Там стало полегче. Сквозь путаницу ветвей слепни лезли реже, да и раскаленные лучи солнца прошить многоярусную лиственную сень не могли.

А вот духота стояла и в ольховнике. Она давила все тяжелей. Происходило это оттого, что над всем пространством здешним, и по-за оврагом, и над оврагом, в небесах медленно, широко нарастала туча. Черно-синяя, угрюмая.

Из-под деревьев Сивый тучу не видел. Но листва вокруг тоже потемнела. Слепни мигом куда-то исчезли. В невидимой Сивому выси, над ольховником, пока что не на весь, не на полный раскат, а кратко, как бы лишь делая пробу своей могучести рокотнул гром.

Сивый переступил с ноги на ногу, тоже все еще без особой, без полной опаски шевельнул ушами. За время деревенской на выпасе жизни он гроз перевидел немало. И ни в одну из них с ним ничего плохого не стряслось. Пережидал он такие с небес нашествия всегда на пару с Чалкой, всегда тоже под покровом деревьев, и отлично знал: гроза чем громче шумит, тем скорей отшумит.

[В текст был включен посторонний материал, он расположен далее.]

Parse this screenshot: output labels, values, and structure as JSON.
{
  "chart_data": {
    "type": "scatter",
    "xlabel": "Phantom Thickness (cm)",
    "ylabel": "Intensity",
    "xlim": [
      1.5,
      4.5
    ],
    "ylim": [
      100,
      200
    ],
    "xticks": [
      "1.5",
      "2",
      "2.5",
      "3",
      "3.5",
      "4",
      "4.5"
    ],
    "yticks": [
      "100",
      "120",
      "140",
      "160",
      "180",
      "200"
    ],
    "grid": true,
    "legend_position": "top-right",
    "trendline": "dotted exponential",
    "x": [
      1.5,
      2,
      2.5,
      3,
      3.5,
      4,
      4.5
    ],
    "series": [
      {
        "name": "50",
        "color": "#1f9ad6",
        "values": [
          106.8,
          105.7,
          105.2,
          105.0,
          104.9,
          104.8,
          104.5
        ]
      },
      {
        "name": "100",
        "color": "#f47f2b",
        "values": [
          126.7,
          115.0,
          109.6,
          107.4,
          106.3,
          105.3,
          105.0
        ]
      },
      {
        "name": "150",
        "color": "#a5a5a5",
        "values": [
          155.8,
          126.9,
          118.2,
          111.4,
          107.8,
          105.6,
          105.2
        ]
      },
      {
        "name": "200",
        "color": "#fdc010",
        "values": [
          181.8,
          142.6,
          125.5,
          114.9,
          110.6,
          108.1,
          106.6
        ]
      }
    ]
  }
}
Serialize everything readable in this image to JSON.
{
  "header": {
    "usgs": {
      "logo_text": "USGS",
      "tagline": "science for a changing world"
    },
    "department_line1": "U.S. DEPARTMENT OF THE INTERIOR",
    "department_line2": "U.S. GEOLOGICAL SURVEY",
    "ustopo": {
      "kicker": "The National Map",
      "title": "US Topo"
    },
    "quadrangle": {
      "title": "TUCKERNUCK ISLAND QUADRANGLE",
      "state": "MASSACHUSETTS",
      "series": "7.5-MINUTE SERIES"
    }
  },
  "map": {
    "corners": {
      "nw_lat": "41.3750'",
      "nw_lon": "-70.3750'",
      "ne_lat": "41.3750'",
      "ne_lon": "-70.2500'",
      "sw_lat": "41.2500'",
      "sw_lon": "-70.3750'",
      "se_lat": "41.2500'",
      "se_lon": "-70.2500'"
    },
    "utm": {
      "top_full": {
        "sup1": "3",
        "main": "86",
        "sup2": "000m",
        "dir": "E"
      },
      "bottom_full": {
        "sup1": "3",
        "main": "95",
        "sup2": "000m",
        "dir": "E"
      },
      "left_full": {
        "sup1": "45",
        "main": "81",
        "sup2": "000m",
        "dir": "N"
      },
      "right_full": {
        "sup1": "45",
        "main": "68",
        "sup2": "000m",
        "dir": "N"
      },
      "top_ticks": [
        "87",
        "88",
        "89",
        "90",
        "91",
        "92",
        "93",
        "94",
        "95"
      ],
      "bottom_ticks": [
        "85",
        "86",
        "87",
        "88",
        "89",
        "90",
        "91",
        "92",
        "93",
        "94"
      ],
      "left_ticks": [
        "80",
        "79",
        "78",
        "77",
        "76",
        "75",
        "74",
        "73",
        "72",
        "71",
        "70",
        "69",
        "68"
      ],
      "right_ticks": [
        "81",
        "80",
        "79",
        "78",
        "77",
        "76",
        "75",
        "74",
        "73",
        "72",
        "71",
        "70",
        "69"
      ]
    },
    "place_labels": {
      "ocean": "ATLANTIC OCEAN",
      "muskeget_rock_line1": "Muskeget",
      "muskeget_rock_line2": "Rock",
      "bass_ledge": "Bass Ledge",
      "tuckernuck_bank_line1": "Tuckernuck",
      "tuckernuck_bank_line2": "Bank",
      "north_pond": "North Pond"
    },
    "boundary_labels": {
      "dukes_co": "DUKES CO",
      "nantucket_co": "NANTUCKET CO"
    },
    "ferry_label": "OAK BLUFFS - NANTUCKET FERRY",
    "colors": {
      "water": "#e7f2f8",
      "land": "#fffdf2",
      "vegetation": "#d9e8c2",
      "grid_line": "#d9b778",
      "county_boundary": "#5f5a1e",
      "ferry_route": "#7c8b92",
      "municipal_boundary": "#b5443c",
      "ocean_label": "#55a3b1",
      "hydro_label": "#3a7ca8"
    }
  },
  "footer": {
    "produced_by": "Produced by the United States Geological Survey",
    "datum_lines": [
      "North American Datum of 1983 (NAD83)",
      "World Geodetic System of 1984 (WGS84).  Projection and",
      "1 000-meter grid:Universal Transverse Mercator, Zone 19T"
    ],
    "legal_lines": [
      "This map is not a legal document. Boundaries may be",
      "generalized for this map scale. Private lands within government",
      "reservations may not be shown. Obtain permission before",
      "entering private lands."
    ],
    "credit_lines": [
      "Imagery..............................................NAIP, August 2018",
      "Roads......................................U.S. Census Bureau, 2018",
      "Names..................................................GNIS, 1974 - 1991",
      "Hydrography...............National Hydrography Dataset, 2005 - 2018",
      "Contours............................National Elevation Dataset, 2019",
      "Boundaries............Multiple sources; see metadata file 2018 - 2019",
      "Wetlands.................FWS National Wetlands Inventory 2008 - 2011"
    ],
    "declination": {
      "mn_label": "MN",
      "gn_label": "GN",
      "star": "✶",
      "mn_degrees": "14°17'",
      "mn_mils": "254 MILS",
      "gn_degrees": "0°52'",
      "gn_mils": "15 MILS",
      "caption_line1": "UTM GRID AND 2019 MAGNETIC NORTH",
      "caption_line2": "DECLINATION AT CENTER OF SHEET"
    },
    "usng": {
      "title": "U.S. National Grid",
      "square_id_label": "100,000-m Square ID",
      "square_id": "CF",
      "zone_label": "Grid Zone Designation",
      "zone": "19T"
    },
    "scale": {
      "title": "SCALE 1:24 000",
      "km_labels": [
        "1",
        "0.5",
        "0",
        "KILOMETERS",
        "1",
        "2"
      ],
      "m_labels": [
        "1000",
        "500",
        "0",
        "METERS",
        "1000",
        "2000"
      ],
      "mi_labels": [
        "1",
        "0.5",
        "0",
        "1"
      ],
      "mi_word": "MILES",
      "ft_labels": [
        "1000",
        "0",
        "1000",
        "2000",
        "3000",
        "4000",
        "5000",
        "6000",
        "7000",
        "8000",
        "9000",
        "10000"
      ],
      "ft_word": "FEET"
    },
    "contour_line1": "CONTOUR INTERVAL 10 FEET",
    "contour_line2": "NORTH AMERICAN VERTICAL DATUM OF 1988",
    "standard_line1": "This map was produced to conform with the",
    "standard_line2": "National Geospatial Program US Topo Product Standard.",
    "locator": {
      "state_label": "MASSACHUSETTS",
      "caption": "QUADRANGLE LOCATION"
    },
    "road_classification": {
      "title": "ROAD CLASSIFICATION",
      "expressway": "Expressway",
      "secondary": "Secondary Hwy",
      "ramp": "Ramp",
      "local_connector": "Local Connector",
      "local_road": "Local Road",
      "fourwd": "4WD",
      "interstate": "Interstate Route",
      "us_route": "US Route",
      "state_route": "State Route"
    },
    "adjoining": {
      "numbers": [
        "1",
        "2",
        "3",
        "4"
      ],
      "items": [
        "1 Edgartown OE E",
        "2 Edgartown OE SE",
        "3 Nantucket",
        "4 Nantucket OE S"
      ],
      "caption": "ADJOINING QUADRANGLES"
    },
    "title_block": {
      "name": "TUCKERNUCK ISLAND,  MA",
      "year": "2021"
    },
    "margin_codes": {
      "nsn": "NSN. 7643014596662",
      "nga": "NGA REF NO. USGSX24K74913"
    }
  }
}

Зато после нее дышится сразу вольней, травы на пастбище сочней да и сам себя чувствуешь таким легким, что охота по оплёснутым свежестью луговинам летать птицей, скакать задорным скоком.

Вот и теперь Сивый не очень-то встревожился. Он только чуть переменил в ольховнике место. Он подступил под дерево наиболее кряжистое, совсем густолистое, и стал ждать, что будет дальше.

Ждать себя дальнейшее заставило не очень. Нынешний день был днем Ильиным, то есть пророка Ильи, предвестника конца лета. И гроза потому накатывалась, может быть, последняя. Самая окончательная; оттого — яростная особо. И вот этого Сивый, разумеется, не знал.

Поначалу меж стволов, меж ветвей ольховника прошумел порыв почти еще знойного ветра. Шум этот промчался, умолк, — в полной тишине стукнули по листьям одна за другой дождевые капли. И вдруг все кругом полыхнуло коротким, ослепительным светом. В небесах как бы что-то треснуло, вдребезги раскололось. Ударил опять воздушный шквал, но холодный, прехолодный, и, сгибая ветви, качая деревья, на всю местность обрушился прямо-таки белыми, тяжелыми столбами проливной ливень.

Весь ольховник теперь загудел, застонал. Зыбкую лиственную кровлю тот ливень уже пронизывал насквозь. Полыхание молний не угасало ни на минуту. Гром сотрясал не только небо, но и землю. По склонам оврага, подхваченные потоками, понеслись грязная пена, обломанные сучки, пустые птичьи гнезда.

Укрытие под ольхою оказалось плохим. Растрепанный шквалом лиственный лесок — это совсем ведь не то, что памятные Сивому, густолапые по-за деревнею на выпасе ели. Но выбирать было уже не из чего. Напрочь измоклый Сивый хотел придвинуться к своей ольхе еще ближе, хотел прижаться вплотную к корявому стволу, да тут опять сверкнуло, грохнуло, дерево затрепетало, затрещало и, едва не оглоушив Сивого по голове, перед ним рухнул огромный обломок древесной макушки, объятый черным дымом, багровым пламенем.

Гигантский факел под струями ливня зашипел, погас, но Сивый ринулся из опасного места в свободную от деревьев глубину оврага.

В овраге знакомый ручеек, еще совсем недавно мелконький, теперь бурлил, как река. Он стал Сивому где по колена, а где и по брюхо, и, чувствуя, что дальше, ниже станет еще потопистей, жеребчик устремился встречь потоку.

В просверках молний под грохот грома, Сивый местами скакал, местами брел, местами плыл. Сквозь завесы ливня он все высматривал на берегах убежище, хотя бы маленько да поукрывистей. И когда овраг, наконец, пошел на взъем, когда овражные склоны сошлись, сровнялись, во мгле ливня обнаружился густой ельник.

Сивый прянул туда радостным галопом. Он сразу почувствовал, как шершавые, но и добрые, гибкие лапы седых от воды елей на опушке обжали, обгладили его мокрые бока, затем радушно пропустили в самую глубь, в чащобу, в полную там тишину.